East Coast Grocery Company filed bill of complaint to foreclose its mortgage which was dated September 15th, 1922, and filed for record and recorded on September 23rd, 1922, creating a lien on certain lands now in St. Lucie County, Florida. Farmers Bank of Vero Beach was made defendant, the bill alleging that the Bank claimed a lien of some sort on the property, but alleged that such lien was inferior and subordinate to the complainant's mortgage. Farmers Bank of Vero Beach filed its answer, cross bill and counterclaim alleging that it held a mortgage on the same property described *1050 in the complainant's mortgage bearing date of June 14th, 1926, and being recorded on June 14th, 1926. The Bank in its cross bill alleged that its mortgage created a superior and prior lien to that claimed by the complainant, which was a bare allegation of a conclusion supported by no facts alleged in the so-called cross bill and counterclaim. The Bank in its cross bill and counterclaim prayed for the appointment of a Receiver.

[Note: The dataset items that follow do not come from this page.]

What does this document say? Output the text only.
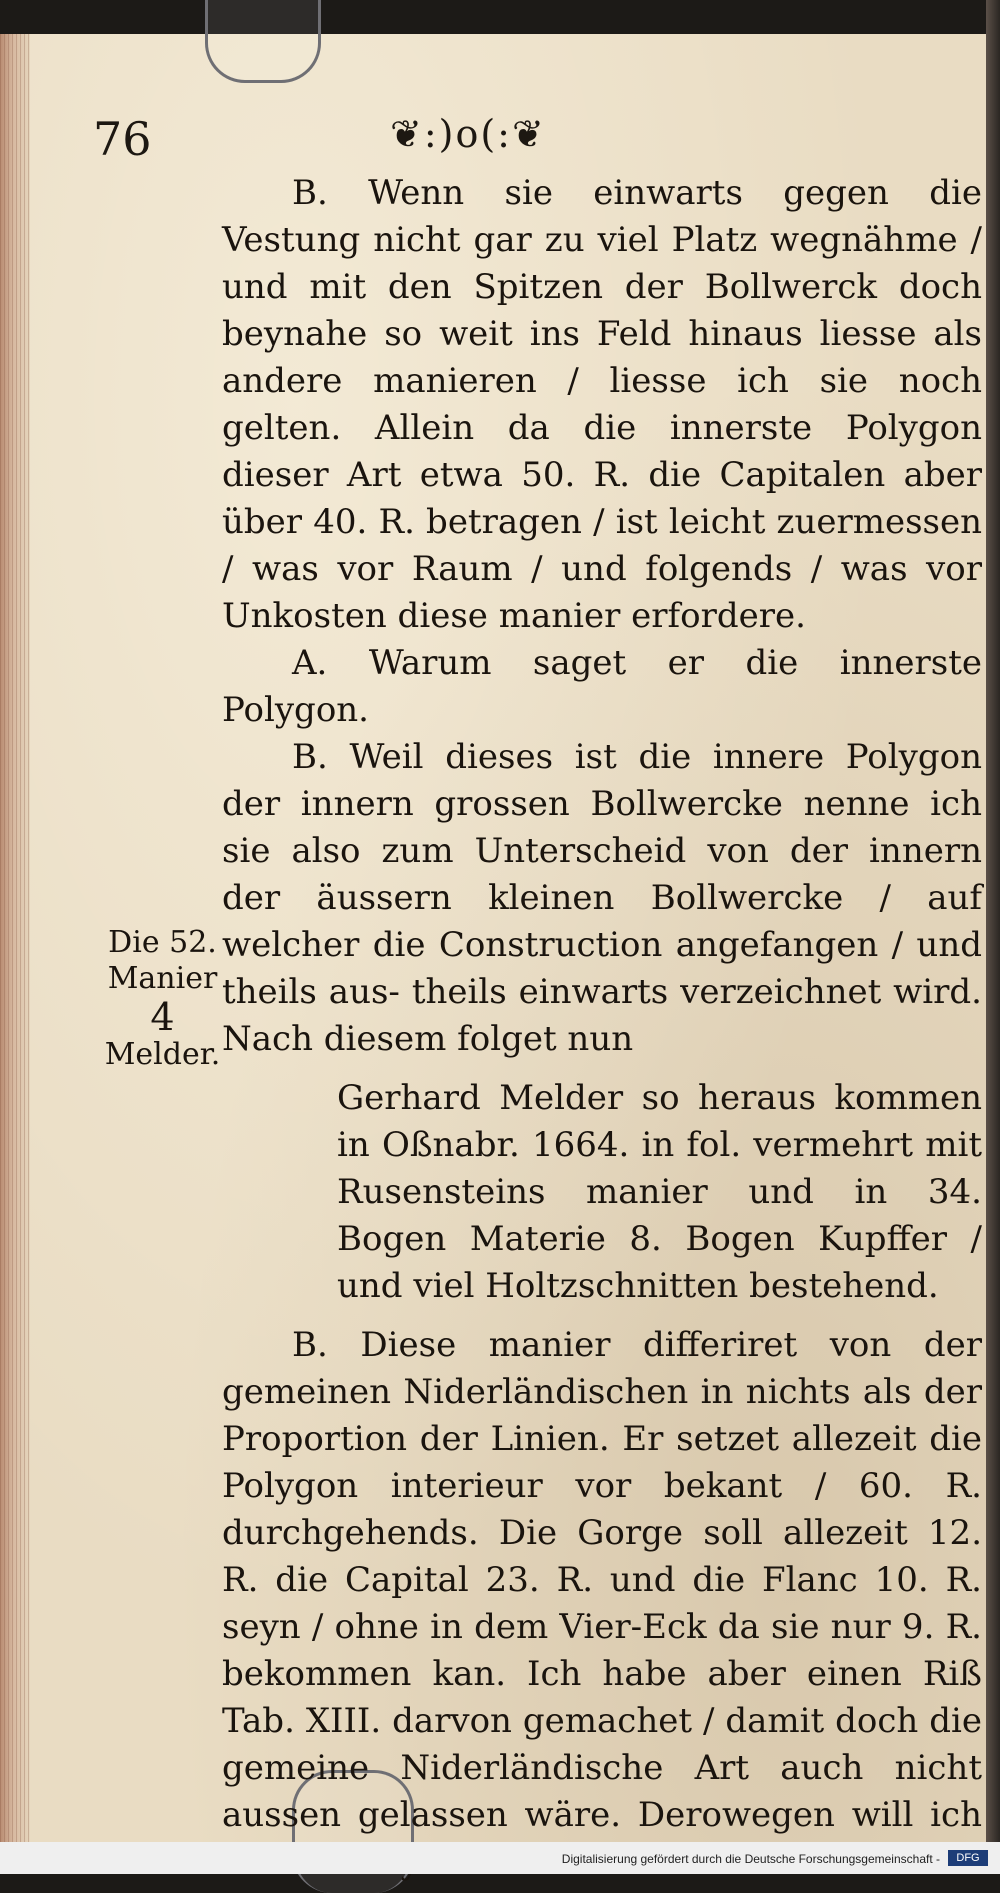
76	❦:)o(:❦

B. Wenn sie einwarts gegen die Vestung nicht gar zu viel Platz wegnähme / und mit den Spitzen der Bollwerck doch beynahe so weit ins Feld hinaus liesse als andere manieren / liesse ich sie noch gelten. Allein da die innerste Polygon dieser Art etwa 50. R. die Capitalen aber über 40. R. betragen / ist leicht zuermessen / was vor Raum / und folgends / was vor Unkosten diese manier erfordere.

A. Warum saget er die innerste Polygon.

B. Weil dieses ist die innere Polygon der innern grossen Bollwercke nenne ich sie also zum Unterscheid von der innern der äussern kleinen Bollwercke / auf welcher die Construction angefangen / und theils aus- theils einwarts verzeichnet wird. Nach diesem folget nun

Gerhard Melder so heraus kommen in Oßnabr. 1664. in fol. vermehrt mit Rusensteins manier und in 34. Bogen Materie 8. Bogen Kupffer / und viel Holtzschnitten bestehend.

B. Diese manier differiret von der gemeinen Niderländischen in nichts als der Proportion der Linien. Er setzet allezeit die Polygon interieur vor bekant / 60. R. durchgehends. Die Gorge soll allezeit 12. R. die Capital 23. R. und die Flanc 10. R. seyn / ohne in dem Vier-Eck da sie nur 9. R. bekommen kan. Ich habe aber einen Riß Tab. XIII. darvon gemachet / damit doch die gemeine Niderländische Art auch nicht aussen gelassen wäre. Derowegen will ich

Die 52.
Manier
4
Melder.
Digitalisierung gefördert durch die Deutsche Forschungsgemeinschaft -	DFG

Copy of answer, cross bill and counterclaim was served on all parties to the suit. Decree pro confesso was entered against the defendants Riggs as to the co-plaintiff's bill of complaint and also as to the answer and cross bill of the Bank.

Testimony was taken and a decree entered foreclosing both mortgages, giving priority to the complainant's mortgage. The defendant Riggs appealed.

The contention of appellant is that the court was without authority to foreclose the second mortgage in the main suit filed by the complainant East Coast Grocery Company and relies upon the opinions and judgments of this Court in the case of Dunham vs. Smith, 97 Fla. 386, 120 So. 761; Turner vs. Utley,93 Fla. 910, 112 So. 837 and Jackson vs. Dutton, 46 Fla. 513, 35 So. 74, to support such contention.

The appellee Farmers Bank of Vero Beach contends that the case at bar is to be differentiated from those cases above referred to because the Bank in its cross bill alleged the conclusion that its mortgage was superior to that of the complainant East Coast Grocery Company.

We do not think the contention of the Bank tenable. That allegation of conclusions was a fiction of the pleader and had no foundation either in facts alleged or supposed to have existed. In fact, the answer and cross bill *1051 showed upon its face that the lien of the Bank was a second and inferior lien to that of the complainant.

There was no basis for affirmative relief against the complainant alleged in the answer and cross bill and, therefore, there was nothing to take the case out of the rule as enunciated in the opinions and judgments of this Court above referred to.

For the reasons stated the decree should be affirmed insofar as it applies to the mortgage and lien of East Coast Grocery Company, and should be reversed insofar as it decrees the foreclosure of the mortgage of Farmers Bank of Vero Beach and the case should be remanded with directions that the chancellor modify the decree to conform with the views herein expressed and in accordance with the rule as enunciated by this Court in the case of Dunham vs. Smith, supra. It is so ordered.

Reversed in part and remanded.

WHITFIELD, P.J., AND TERRELL, J., concur.

STRUM, C.J., AND ELLIS AND BROWN, J.J., concur in the opinion and judgment.